I can see them now, sitting around the Christmas tree, bloated from Christmas ham, wine and candy; telling their spouse, "Honey, this year, I swear to God, I'm gonna get in shape!" Off the waddle to the local fitness facility to plunk down hundreds of dollars on something from which they may not get ten cents worth of value.
But, it's a noble gesture, albeit a hollow one. Fitness facilities around the country see their accounts fattened by the fattest of Americans, Hell bent on changing their lives, merely because they bought a new calendar. Never mind that they have been getting increasingly out of shape during the last 10 years or so, their lives will be inexorably changed by joining a fitness center.

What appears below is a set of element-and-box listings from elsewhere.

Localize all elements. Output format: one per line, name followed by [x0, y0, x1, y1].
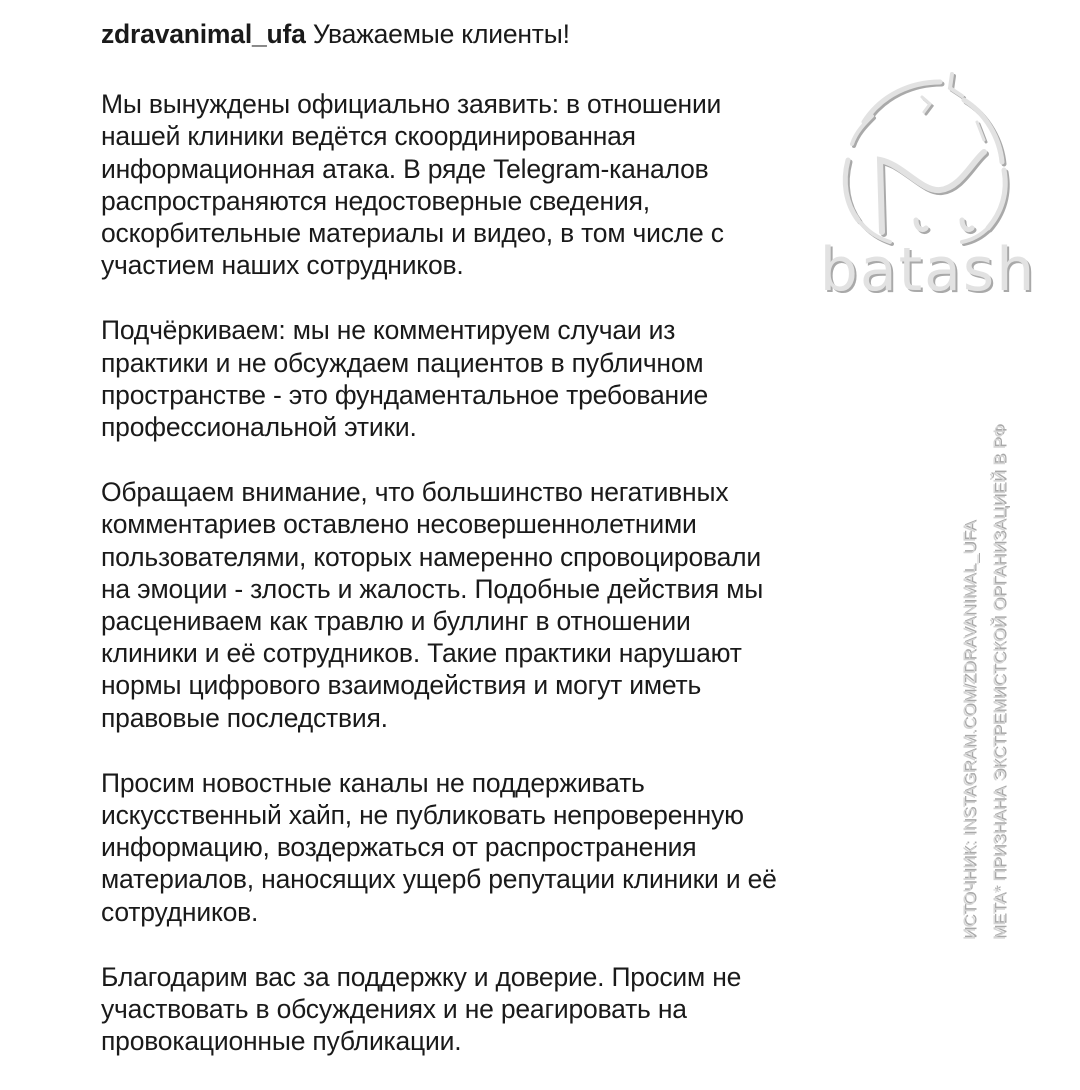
text-line: клиники и её сотрудников. Такие практики нарушают [101, 638, 742, 669]
text-line: комментариев оставлено несовершеннолетними [101, 509, 697, 540]
text-line: сотрудников. [101, 896, 259, 927]
paragraph-thanks [101, 961, 861, 1058]
text-line: Обращаем внимание, что большинство негативных [101, 477, 729, 508]
text-line: нормы цифрового взаимодействия и могут иметь [101, 670, 702, 701]
source-watermark [955, 340, 1015, 940]
text-line: практики и не обсуждаем пациентов в публичном [101, 347, 704, 378]
text-line: искусственный хайп, не публиковать непроверенную [101, 800, 744, 831]
text-line: материалов, наносящих ущерб репутации клиники и её [101, 864, 777, 895]
text-line: участвовать в обсуждениях и не реагировать на [101, 994, 687, 1025]
text-line: пользователями, которых намеренно спровоцировали [101, 541, 761, 572]
text-line: профессиональной этики. [101, 412, 417, 443]
text-line: провокационные публикации. [101, 1026, 462, 1057]
text-line: распространяются недостоверные сведения, [101, 185, 650, 216]
meta-disclaimer: META* ПРИЗНАНА ЭКСТРЕМИСТСКОЙ ОРГАНИЗАЦИЕЙ В РФ [990, 424, 1009, 940]
batash-brand-text: batash [819, 235, 1037, 297]
text-line: информационная атака. В ряде Telegram-каналов [101, 153, 709, 184]
source-credit: ИСТОЧНИК: INSTAGRAM.COM/ZDRAVANIMAL_UFA [960, 520, 979, 940]
post-caption [101, 18, 861, 1090]
batash-logo-icon [812, 52, 1044, 297]
text-line: участием наших сотрудников. [101, 250, 464, 281]
text-line: Просим новостные каналы не поддерживать [101, 767, 645, 798]
text-line: на эмоции - злость и жалость. Подобные действия мы [101, 573, 764, 604]
greeting-text: Уважаемые клиенты! [312, 19, 570, 49]
text-line: расцениваем как травлю и буллинг в отношении [101, 606, 691, 637]
paragraph-ethics [101, 314, 861, 443]
text-line: оскорбительные материалы и видео, в том числе с [101, 218, 724, 249]
text-line: информацию, воздержаться от распространения [101, 832, 697, 863]
text-line: Подчёркиваем: мы не комментируем случаи из [101, 315, 676, 346]
paragraph-statement [101, 88, 861, 281]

Hell, the word "fitness" is in the name, so it must be good for them.
When two or three months pass and they have made little or no progress, they abandon the project, figuring that they are either "big boned" or "big and beautiful". Either or neither of those may be the case. Their frustration comes in not being able to change ten years of lousy behavior in three months. Exercise is too much trouble.
One of my many fitness facilities had 3,200 members, yet I would only see forty or fifty of them at times. I asked the manager, "What if everybody decided to come in at once?" His reply, "Then, we'd be in a lot of trouble!" he knew they would never come, and in fact, he was counting on it.
In a few weeks, the usual jump in membership will take place once again. People, it seems, are slow to learn and even slower to act. They have put off getting themselves squared-away for so long that it has now become a personal mandate. But not so much that they are willing to work very hard at it. It's a shame, because the rewards are so great that the hard work is justified. But, don't pity them, rather, appreciate them. They are the very people keeping your local fitness facility in business, strange as it may seem.
How many other businesses can depend on people not coming to them and expect to earn a profit?